When I was obese, obviously my legs walked a certain line (bit like John Wayne at the OK Corral, perhaps?), which must have put pressure on the ball-and-socket hip joints. Now, my legs walk much closer together – in fact, my knees knock sometimes – and the hip joints are revolving the way they were designed to.
Think about your gait. If you could see your pelvis, are your legs working with your hip joints or forcing them to function in a very splayed and distorted action?
So next time some unthinking person leaves the Neenish tarts on the bench, or you are running late and very tempted to skip a meal, remember what we are doing this for.
We are doing this to reach an ‘ideal’ weight. Not just a weight from a chart, but our own, true, ‘ideal’ weight. A weight at which our bodies will function in an optimal way. Alert, happy, slim, with healthy knees and hips and a skeleton which can carry the rest of us comfortably and easily without a care in the world.

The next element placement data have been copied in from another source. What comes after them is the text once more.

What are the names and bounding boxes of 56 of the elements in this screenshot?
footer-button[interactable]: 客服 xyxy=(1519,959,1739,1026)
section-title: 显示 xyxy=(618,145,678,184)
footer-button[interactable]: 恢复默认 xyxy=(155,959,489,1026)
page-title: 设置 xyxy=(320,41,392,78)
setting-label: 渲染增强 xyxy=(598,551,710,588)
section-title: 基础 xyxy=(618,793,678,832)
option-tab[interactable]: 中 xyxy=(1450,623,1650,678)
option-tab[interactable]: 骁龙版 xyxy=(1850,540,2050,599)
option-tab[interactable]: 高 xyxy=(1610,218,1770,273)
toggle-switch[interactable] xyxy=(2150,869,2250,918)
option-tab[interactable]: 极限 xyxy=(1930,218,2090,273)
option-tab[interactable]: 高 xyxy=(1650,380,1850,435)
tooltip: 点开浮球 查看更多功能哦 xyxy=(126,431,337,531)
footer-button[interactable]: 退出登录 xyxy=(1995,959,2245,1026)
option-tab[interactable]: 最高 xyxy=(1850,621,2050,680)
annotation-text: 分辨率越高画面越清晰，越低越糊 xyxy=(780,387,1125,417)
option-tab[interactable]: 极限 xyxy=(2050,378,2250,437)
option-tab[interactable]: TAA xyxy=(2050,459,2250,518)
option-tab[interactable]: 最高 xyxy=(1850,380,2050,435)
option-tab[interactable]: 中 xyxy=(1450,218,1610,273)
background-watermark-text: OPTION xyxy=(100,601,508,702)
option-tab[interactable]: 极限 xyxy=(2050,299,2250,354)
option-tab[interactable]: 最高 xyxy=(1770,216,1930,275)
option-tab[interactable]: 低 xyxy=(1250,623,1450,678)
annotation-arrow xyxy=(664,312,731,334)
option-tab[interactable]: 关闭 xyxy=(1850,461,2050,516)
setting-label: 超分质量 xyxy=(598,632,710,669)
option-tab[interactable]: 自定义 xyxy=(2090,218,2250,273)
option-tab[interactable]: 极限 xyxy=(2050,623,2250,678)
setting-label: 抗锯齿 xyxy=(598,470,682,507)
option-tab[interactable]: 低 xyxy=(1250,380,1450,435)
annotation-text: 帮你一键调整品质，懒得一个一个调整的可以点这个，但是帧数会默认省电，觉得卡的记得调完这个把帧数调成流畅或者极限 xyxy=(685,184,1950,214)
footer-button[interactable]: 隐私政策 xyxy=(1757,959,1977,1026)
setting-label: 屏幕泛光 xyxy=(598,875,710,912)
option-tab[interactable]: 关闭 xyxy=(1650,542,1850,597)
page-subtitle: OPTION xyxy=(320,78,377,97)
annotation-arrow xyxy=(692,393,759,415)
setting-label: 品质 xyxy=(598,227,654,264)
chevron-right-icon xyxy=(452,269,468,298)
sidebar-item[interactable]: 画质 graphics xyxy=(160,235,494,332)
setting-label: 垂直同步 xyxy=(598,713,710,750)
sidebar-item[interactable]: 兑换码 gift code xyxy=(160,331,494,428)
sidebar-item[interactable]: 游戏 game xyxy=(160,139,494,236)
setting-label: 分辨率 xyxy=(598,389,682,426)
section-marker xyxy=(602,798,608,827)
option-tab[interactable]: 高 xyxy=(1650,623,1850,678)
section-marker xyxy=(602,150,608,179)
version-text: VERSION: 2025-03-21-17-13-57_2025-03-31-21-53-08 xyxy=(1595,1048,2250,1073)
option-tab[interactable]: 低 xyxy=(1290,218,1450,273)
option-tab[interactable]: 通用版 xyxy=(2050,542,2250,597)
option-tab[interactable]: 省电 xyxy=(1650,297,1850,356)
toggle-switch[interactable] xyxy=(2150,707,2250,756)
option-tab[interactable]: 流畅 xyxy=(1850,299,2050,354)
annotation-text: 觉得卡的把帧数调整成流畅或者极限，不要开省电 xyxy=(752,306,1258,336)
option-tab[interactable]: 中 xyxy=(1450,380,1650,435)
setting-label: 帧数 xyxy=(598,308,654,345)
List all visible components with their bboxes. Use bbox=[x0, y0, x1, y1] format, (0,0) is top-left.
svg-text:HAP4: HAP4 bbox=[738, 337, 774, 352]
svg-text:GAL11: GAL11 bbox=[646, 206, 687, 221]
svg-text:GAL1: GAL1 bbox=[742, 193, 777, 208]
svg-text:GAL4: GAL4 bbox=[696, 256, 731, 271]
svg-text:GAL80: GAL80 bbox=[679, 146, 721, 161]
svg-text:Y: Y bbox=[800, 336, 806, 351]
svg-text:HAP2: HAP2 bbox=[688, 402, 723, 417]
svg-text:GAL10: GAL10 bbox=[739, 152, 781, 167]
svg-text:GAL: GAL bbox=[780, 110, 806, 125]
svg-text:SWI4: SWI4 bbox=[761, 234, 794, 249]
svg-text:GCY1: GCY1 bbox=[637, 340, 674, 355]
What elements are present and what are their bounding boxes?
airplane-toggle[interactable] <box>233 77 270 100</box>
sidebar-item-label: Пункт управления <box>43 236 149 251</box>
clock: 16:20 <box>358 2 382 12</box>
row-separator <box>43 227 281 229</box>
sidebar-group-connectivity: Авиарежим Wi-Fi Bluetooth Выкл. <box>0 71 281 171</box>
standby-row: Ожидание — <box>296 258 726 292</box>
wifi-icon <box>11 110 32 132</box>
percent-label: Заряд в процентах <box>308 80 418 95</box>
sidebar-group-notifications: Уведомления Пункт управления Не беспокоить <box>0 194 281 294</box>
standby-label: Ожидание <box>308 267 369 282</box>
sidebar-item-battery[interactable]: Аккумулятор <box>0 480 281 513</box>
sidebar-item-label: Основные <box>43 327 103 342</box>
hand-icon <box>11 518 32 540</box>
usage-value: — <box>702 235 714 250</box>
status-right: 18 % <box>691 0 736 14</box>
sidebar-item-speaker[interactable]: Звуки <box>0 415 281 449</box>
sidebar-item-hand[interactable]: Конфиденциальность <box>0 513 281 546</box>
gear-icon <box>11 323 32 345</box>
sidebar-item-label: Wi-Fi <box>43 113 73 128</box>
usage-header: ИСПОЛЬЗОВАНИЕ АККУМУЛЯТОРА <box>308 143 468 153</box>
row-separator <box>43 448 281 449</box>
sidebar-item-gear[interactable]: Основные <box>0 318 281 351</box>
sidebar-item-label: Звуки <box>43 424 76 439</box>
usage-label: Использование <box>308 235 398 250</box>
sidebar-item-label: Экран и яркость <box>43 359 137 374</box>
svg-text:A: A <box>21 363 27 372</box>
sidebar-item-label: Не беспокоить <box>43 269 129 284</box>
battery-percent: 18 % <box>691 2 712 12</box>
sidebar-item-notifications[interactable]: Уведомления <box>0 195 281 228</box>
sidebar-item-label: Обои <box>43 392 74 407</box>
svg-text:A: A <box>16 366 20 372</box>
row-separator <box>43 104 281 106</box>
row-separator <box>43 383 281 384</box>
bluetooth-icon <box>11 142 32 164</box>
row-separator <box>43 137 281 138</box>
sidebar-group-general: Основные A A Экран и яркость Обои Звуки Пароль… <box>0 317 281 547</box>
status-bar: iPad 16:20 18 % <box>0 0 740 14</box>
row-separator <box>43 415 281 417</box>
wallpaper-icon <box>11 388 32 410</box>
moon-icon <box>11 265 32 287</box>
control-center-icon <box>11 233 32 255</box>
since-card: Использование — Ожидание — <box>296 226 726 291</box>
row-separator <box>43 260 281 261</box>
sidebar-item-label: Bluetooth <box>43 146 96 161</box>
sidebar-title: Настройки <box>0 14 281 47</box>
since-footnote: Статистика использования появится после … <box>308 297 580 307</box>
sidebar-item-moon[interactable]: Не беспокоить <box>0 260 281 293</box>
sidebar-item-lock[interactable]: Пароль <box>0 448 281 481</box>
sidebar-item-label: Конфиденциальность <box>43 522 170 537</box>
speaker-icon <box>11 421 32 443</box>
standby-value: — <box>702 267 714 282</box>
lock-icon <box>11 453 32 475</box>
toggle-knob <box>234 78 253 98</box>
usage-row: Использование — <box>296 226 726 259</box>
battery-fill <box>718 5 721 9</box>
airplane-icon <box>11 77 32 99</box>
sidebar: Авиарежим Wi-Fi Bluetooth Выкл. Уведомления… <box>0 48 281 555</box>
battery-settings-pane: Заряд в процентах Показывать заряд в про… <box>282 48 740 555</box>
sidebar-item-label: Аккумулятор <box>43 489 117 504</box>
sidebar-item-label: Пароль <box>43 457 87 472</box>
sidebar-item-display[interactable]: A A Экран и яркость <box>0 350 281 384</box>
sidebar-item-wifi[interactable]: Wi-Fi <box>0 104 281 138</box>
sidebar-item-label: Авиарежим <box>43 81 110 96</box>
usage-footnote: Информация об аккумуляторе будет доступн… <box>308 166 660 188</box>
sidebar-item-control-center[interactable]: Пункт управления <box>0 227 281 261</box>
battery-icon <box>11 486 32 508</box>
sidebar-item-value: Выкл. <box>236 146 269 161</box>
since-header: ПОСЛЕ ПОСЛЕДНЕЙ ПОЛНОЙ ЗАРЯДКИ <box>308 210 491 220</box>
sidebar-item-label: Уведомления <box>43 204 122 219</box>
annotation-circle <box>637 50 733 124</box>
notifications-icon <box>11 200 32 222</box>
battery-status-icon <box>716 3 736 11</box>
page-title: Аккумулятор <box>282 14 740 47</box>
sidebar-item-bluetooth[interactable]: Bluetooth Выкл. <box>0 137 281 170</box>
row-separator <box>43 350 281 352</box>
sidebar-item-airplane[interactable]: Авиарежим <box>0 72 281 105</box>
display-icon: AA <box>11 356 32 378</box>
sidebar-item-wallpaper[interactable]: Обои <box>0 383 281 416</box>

This program will give us every chance to achieve that optimal state. OK, slim people do get sick, do get dodgy knees, do need hip replacements, but nowhere near as often or as drastically as obese people do.
As lessfatty’s ticker says – well, used to say when he had the dancing pig – ‘Nothing Feels As Good As Being Thin Feels’. Believe me, my deviations were basically licking up a spoonful of sherry in the early days and feeling as guilty as a thief about it, and three dinners which really weren’t world standard meals but I ate them to be sociable. Other than that, I weighed to the gram even if that meant putting half a slice of cucumber back in the fridge!
I am not doing this twice. I wanted the job done, done well, done quickly, and that’s it. I have never – and I do mean, never – felt so completely well, so comfortable in my skin, and just so darn pleased with myself as I do now.
Hang in there fellow Cohenites. Believe me, Nothing Feels As Good As Being Thin Feels!
Keep going!
Chelsea
PS Thanks Jewls for the nod on installing the ticker! Even though I completed on 24th June it is still such a buzz. 30% of my body weight gone! Twelve years to stack on, 20 weeks to gently melt away. I shall wear my skinny jeans with stiletto heels on Saturday - I have never worn such racy clothes before but gee! it's fun to wear them now!!